À chaque pleine lune, elles organisent une maraude nocturne dans des rues réputées dangereuses, notamment celles où ont eu lieu des féminicides. ”Beaucoup d’entre nous viennent de foyers brisés ou sont victimes d’abus”, nous disent-elles quand on les contacte par mail. En déambulant en groupe, elles espèrent faire de leur coin un espace safe pour les femmes : “Les soeurs doivent comprendre qu’on est avec elles”.

Pourquoi le vélo plutôt que la moto par exemple ? Selon les O.V.A.S., la raison est économique avant tout : “nous sommes les habitantes des villes opprimées et fauchées, c’est notre seul moyen de transport”. Mais elles dressent aussi un lien entre le cyclisme et l’écoféminisme. Pour elles, il existe une connexion entre les maltraitances faites aux femmes racisées et celles faites à l'environnement : “nous sommes simultanément exploitées, occupées et violées au sein des sociétés patriarcales”. Le deux roues offre une alternative à la culture automobile : “il s’agit d’impulser un changement culturel en faveur d’une relation profondément respectueuse avec Tonantzin, notre mère la Terre, au sein d’une jungle urbaine de béton stérile”.
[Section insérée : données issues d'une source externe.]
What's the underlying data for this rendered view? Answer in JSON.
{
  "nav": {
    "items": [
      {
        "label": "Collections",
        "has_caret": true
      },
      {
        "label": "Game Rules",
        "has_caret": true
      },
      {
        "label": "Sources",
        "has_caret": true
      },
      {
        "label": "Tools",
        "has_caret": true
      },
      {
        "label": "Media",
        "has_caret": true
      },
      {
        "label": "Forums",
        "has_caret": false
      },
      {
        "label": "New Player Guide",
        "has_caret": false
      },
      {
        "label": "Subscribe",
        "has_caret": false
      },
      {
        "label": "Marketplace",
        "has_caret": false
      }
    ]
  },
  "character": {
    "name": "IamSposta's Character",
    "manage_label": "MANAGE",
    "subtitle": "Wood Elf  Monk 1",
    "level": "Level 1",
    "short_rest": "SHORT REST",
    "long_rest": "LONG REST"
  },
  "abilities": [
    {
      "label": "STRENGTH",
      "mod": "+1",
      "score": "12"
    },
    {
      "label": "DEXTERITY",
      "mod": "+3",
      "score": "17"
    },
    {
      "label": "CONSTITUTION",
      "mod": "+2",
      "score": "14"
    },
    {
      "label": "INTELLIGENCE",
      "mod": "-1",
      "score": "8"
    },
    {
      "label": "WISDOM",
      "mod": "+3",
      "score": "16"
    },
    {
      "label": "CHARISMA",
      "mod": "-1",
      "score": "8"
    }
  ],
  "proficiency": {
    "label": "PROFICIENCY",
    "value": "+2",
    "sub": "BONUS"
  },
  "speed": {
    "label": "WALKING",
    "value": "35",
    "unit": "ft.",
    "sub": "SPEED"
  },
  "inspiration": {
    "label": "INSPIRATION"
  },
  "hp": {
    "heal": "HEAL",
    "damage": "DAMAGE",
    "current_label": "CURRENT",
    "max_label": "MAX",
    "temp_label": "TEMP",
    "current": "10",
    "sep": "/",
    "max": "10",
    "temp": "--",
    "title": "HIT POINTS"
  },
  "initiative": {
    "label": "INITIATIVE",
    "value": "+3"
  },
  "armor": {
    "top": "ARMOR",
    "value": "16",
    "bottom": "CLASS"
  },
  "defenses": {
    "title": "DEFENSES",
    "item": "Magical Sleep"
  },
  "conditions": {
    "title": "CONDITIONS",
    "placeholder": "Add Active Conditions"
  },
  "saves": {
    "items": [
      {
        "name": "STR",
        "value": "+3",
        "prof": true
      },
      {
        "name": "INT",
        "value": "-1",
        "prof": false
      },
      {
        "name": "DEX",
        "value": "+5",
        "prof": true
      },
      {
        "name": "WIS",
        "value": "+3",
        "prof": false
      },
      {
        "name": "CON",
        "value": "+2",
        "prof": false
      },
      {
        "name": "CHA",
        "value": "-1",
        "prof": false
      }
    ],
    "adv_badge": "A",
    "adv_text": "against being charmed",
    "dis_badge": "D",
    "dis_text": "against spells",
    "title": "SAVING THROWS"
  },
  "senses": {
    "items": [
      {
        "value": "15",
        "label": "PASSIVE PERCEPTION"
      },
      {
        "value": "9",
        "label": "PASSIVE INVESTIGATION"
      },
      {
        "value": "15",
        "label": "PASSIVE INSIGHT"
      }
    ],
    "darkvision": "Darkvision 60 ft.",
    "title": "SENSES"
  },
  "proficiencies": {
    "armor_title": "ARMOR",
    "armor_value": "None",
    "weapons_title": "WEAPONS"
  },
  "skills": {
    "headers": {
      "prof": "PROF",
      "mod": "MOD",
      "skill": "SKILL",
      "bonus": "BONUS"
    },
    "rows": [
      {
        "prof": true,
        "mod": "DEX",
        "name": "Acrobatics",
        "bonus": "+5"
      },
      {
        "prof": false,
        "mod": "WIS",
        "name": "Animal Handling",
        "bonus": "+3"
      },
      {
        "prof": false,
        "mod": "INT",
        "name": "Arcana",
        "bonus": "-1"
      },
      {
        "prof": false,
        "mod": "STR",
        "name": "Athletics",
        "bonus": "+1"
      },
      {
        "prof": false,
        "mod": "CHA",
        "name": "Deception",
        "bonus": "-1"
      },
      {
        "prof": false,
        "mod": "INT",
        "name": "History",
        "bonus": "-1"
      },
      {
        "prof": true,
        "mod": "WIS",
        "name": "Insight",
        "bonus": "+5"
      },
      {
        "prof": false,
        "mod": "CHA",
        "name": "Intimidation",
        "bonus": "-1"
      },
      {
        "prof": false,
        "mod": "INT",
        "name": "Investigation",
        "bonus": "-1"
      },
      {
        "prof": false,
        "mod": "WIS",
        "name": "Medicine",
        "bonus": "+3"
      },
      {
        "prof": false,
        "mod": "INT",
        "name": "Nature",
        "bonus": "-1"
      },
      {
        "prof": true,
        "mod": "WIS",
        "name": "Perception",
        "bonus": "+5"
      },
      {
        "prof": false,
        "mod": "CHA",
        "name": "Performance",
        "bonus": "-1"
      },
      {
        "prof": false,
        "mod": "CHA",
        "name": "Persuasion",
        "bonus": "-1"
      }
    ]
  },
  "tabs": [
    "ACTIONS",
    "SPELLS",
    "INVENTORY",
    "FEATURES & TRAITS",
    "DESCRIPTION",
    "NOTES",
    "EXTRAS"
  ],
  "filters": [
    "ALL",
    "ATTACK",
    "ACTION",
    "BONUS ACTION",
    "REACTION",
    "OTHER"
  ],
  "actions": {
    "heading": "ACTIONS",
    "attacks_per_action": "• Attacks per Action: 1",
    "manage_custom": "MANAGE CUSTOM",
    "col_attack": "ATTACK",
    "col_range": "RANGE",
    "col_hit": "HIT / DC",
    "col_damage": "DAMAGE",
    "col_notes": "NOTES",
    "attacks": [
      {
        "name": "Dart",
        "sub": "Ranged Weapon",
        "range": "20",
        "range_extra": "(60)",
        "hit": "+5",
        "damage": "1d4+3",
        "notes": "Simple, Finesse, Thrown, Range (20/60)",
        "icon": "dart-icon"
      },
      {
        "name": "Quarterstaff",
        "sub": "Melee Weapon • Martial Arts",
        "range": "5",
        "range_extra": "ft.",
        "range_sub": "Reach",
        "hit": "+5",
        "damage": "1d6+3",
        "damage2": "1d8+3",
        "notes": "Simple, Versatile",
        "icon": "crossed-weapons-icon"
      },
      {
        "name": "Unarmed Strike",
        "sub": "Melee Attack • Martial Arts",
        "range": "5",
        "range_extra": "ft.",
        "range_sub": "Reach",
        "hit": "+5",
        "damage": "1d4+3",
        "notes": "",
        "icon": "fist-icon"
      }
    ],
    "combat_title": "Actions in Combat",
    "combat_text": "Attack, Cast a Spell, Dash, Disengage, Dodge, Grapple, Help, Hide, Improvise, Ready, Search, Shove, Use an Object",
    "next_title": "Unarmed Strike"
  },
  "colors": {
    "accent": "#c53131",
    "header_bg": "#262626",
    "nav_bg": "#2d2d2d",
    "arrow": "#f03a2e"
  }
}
C’est grâce au vélo si les femmes portent des pantalons aujourd’hui 
Si le mode d’action des O.V.A.S. peut étonner, le lien entre féminisme et cyclisme ne date pas d’hier. Comme nous le rappelle Gabrielle Anctil du collectif “cyclo-féministe” québécois Les Dérailleuses, l’invention du vélo coïncide avec le mouvement pour le droit de vote des femmes aux États-Unis : “Les suffragettes y ont tout de suite vu une opportunité. Elles l’utilisaient pour aller aux réunions. Dans les caricatures, on représentaient souvent les féministes à cheval sur leur monture mécanique avec une clope au bec. Ce moyen de transport a redonné un nouveau souffle au mouvement du Rational Dress, qui luttait pour que les femmes abandonnent le corset et les jupes encombrantes au profit de vêtements plus pratiques. Les premières cyclistes ont commencé à sortir en bloomers, des sortes de pantalon bouffants que les femmes portaient déjà mais en dessous de leur jupes. C’est en partie grâce à elles si on porte des pantalons aujourd’hui !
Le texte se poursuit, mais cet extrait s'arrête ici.